Don López s'arrêta en levant la tète, comme s'il eût, quoique son esprit fut ailleurs, cherché machinalement à se rendre compte du bruit qui frappait son oreille; mais tout rentra dans le silence. Don López secoua la tête et reprit sa promenade.

La jeune fille, après avoir suivi ses mouvements avec une anxiété qu'elle n'avait pas eu la force de dissimuler et qui l'aurait trahie si quelqu'un avait songé à la regarder, respira avec force et reprit sa première position, feignant la plus grande indifférence; mais, pour un observateur attentif, il eût été facile de deviner que quelque chose d'extraordinaire se passait en elle, sa poitrine haletait, son regard brillait dans l'ombre, ses narines se gonflaient, enfin elle semblait en proie à une grande émotion intérieure.

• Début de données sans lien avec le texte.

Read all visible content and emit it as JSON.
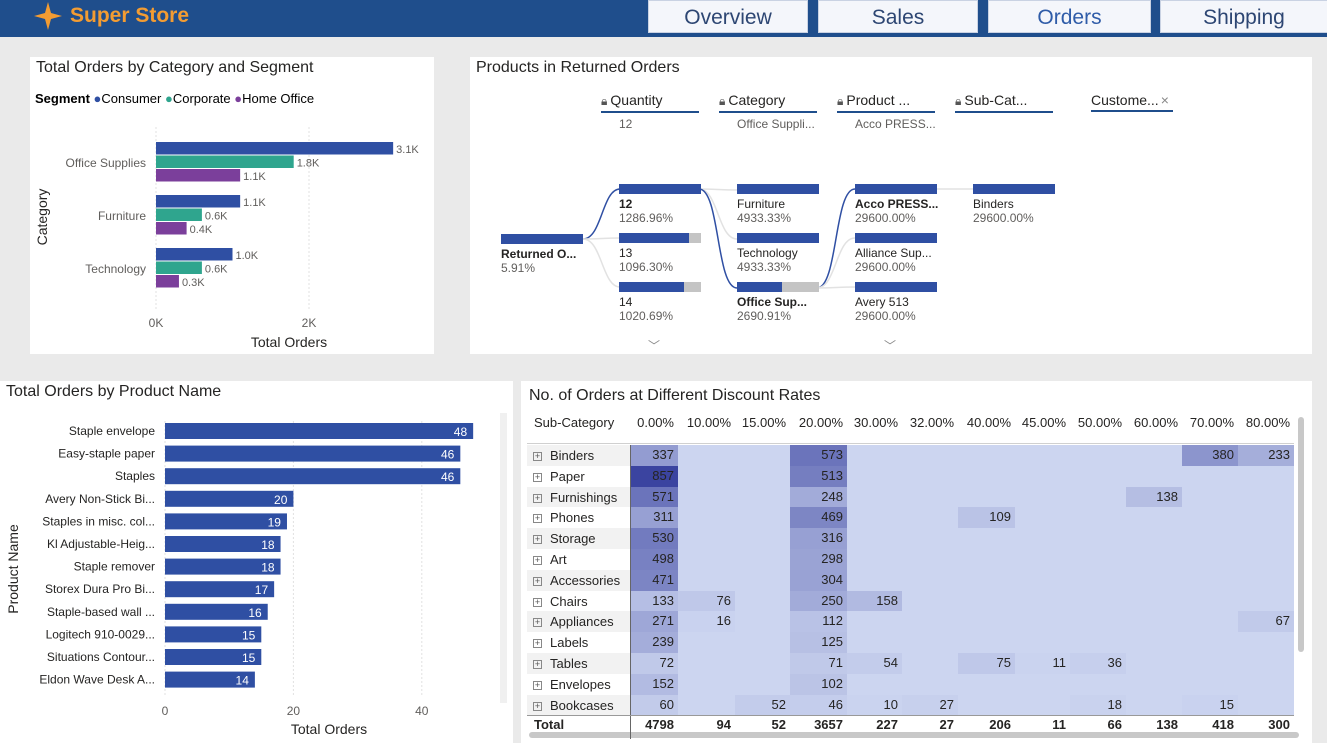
{
  "app": {
    "brand": "Super Store",
    "tabs": [
      "Overview",
      "Sales",
      "Orders",
      "Shipping"
    ],
    "active_tab": "Orders",
    "colors": {
      "header": "#1f4e8c",
      "brand": "#f39c32",
      "bar": "#2f4fa3",
      "consumer": "#2f4fa3",
      "corporate": "#2fa58e",
      "home_office": "#7b3f9b"
    }
  },
  "segment_chart": {
    "title": "Total Orders by Category and Segment",
    "legend_title": "Segment",
    "x_ticks": [
      "0K",
      "2K"
    ],
    "chart_data": {
      "type": "bar",
      "title": "Total Orders by Category and Segment",
      "xlabel": "Total Orders",
      "ylabel": "Category",
      "categories": [
        "Office Supplies",
        "Furniture",
        "Technology"
      ],
      "series": [
        {
          "name": "Consumer",
          "values": [
            3.1,
            1.1,
            1.0
          ],
          "labels": [
            "3.1K",
            "1.1K",
            "1.0K"
          ]
        },
        {
          "name": "Corporate",
          "values": [
            1.8,
            0.6,
            0.6
          ],
          "labels": [
            "1.8K",
            "0.6K",
            "0.6K"
          ]
        },
        {
          "name": "Home Office",
          "values": [
            1.1,
            0.4,
            0.3
          ],
          "labels": [
            "1.1K",
            "0.4K",
            "0.3K"
          ]
        }
      ],
      "xlim": [
        0,
        3.2
      ],
      "unit": "K",
      "orientation": "horizontal",
      "legend_position": "top-left",
      "grid": true
    }
  },
  "decomp": {
    "title": "Products in Returned Orders",
    "levels": [
      {
        "label": "Quantity",
        "value": "12"
      },
      {
        "label": "Category",
        "value": "Office Suppli..."
      },
      {
        "label": "Product ...",
        "value": "Acco PRESS..."
      },
      {
        "label": "Sub-Cat...",
        "value": ""
      },
      {
        "label": "Custome...",
        "value": ""
      }
    ],
    "root": {
      "label": "Returned O...",
      "value": "5.91%"
    },
    "col1": [
      {
        "label": "12",
        "value": "1286.96%",
        "fill": 1.0
      },
      {
        "label": "13",
        "value": "1096.30%",
        "fill": 0.85
      },
      {
        "label": "14",
        "value": "1020.69%",
        "fill": 0.79
      }
    ],
    "col2": [
      {
        "label": "Furniture",
        "value": "4933.33%",
        "fill": 1.0
      },
      {
        "label": "Technology",
        "value": "4933.33%",
        "fill": 1.0
      },
      {
        "label": "Office Sup...",
        "value": "2690.91%",
        "fill": 0.55
      }
    ],
    "col3": [
      {
        "label": "Acco PRESS...",
        "value": "29600.00%",
        "fill": 1.0
      },
      {
        "label": "Alliance Sup...",
        "value": "29600.00%",
        "fill": 1.0
      },
      {
        "label": "Avery 513",
        "value": "29600.00%",
        "fill": 1.0
      }
    ],
    "col4": [
      {
        "label": "Binders",
        "value": "29600.00%",
        "fill": 1.0
      }
    ]
  },
  "product_chart": {
    "title": "Total Orders by Product Name",
    "x_ticks": [
      "0",
      "20",
      "40"
    ],
    "chart_data": {
      "type": "bar",
      "title": "Total Orders by Product Name",
      "xlabel": "Total Orders",
      "ylabel": "Product Name",
      "categories": [
        "Staple envelope",
        "Easy-staple paper",
        "Staples",
        "Avery Non-Stick Bi...",
        "Staples in misc. col...",
        "Kl Adjustable-Heig...",
        "Staple remover",
        "Storex Dura Pro Bi...",
        "Staple-based wall ...",
        "Logitech 910-0029...",
        "Situations Contour...",
        "Eldon Wave Desk A..."
      ],
      "values": [
        48,
        46,
        46,
        20,
        19,
        18,
        18,
        17,
        16,
        15,
        15,
        14
      ],
      "xlim": [
        0,
        48
      ],
      "orientation": "horizontal",
      "grid": true
    }
  },
  "matrix": {
    "title": "No. of Orders at Different Discount Rates",
    "row_header": "Sub-Category",
    "columns": [
      "0.00%",
      "10.00%",
      "15.00%",
      "20.00%",
      "30.00%",
      "32.00%",
      "40.00%",
      "45.00%",
      "50.00%",
      "60.00%",
      "70.00%",
      "80.00%"
    ],
    "rows": [
      {
        "name": "Binders",
        "values": [
          337,
          null,
          null,
          573,
          null,
          null,
          null,
          null,
          null,
          null,
          380,
          233
        ]
      },
      {
        "name": "Paper",
        "values": [
          857,
          null,
          null,
          513,
          null,
          null,
          null,
          null,
          null,
          null,
          null,
          null
        ]
      },
      {
        "name": "Furnishings",
        "values": [
          571,
          null,
          null,
          248,
          null,
          null,
          null,
          null,
          null,
          138,
          null,
          null
        ]
      },
      {
        "name": "Phones",
        "values": [
          311,
          null,
          null,
          469,
          null,
          null,
          109,
          null,
          null,
          null,
          null,
          null
        ]
      },
      {
        "name": "Storage",
        "values": [
          530,
          null,
          null,
          316,
          null,
          null,
          null,
          null,
          null,
          null,
          null,
          null
        ]
      },
      {
        "name": "Art",
        "values": [
          498,
          null,
          null,
          298,
          null,
          null,
          null,
          null,
          null,
          null,
          null,
          null
        ]
      },
      {
        "name": "Accessories",
        "values": [
          471,
          null,
          null,
          304,
          null,
          null,
          null,
          null,
          null,
          null,
          null,
          null
        ]
      },
      {
        "name": "Chairs",
        "values": [
          133,
          76,
          null,
          250,
          158,
          null,
          null,
          null,
          null,
          null,
          null,
          null
        ]
      },
      {
        "name": "Appliances",
        "values": [
          271,
          16,
          null,
          112,
          null,
          null,
          null,
          null,
          null,
          null,
          null,
          67
        ]
      },
      {
        "name": "Labels",
        "values": [
          239,
          null,
          null,
          125,
          null,
          null,
          null,
          null,
          null,
          null,
          null,
          null
        ]
      },
      {
        "name": "Tables",
        "values": [
          72,
          null,
          null,
          71,
          54,
          null,
          75,
          11,
          36,
          null,
          null,
          null
        ]
      },
      {
        "name": "Envelopes",
        "values": [
          152,
          null,
          null,
          102,
          null,
          null,
          null,
          null,
          null,
          null,
          null,
          null
        ]
      },
      {
        "name": "Bookcases",
        "values": [
          60,
          null,
          52,
          46,
          10,
          27,
          null,
          null,
          18,
          null,
          15,
          null
        ]
      }
    ],
    "total_label": "Total",
    "totals": [
      4798,
      94,
      52,
      3657,
      227,
      27,
      206,
      11,
      66,
      138,
      418,
      300
    ]
  }
}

Dès que les gambucinos eurent terminé leur souper, ils s'enveloppèrent dans leurs couvertures, s'étendirent devant le feu, et, fatigués de la marche du jour et des événements de la nuit précédente, ils ne tardèrent pas à être plongés dans un profond sommeil. Don López seul veillait, ainsi que la jeune fille, et encore son immobilité était telle, qu'il était impossible d'assurer qu'elle ne dormait pas.

La nuit fut tranquille et sans incident digne d'être rapporté, si ce n'est que le chant de la hulotte se fit encore entendre à trois reprises différentes, et qu'à chaque fois la jeune Indienne parut se réveiller.

Au point du jour, don López monta sur le tombeau de l'Oiseau-Noir. La solitude continuait à régner dans la plaine; seulement à une portée de fusil du camp, sur le versant de la colline, quatre ou cinq superbes élans rôdaient parmi les arbres.

A la vue de ces animaux, les gambucinos sentirent se réveiller en eux leurs instincts de chasseurs, et quelques-uns demandèrent à don López la permission d'aller les tirer; celui-ci n'osa leur refuser cette demande; mais il leur ordonna de ne se servir que du lasso, de crainte que les coups de fusil répétés par les échos ne vinssent frapper les oreilles des Indiens, qui se trouvaient peut-être embusqués dans les environs. Pour secouer la sombre tristesse qui l'accablait et pour rétablir la circulation dans ses membres engourdis par une longue veille, il partit avec les chasseurs.

A l'instant où ils quittaient le camp, le chant de la hulotte bleue se fit encore entendre, vif, pressant et saccadé comme un appel.

—C'est étonnant, murmura don López en s'arrêtant, je n'ai jamais entendu chanter cet oiseau pendant le jour.

—Oh! capitaine, déjà cette nuit il nous a fatigués de son ramage, répondit un gambucino, et, quoi qu'on en dise, un oiseau qui chante auprès d'un tombeau ça porte malheur.

Don López haussa les épaules avec dédain.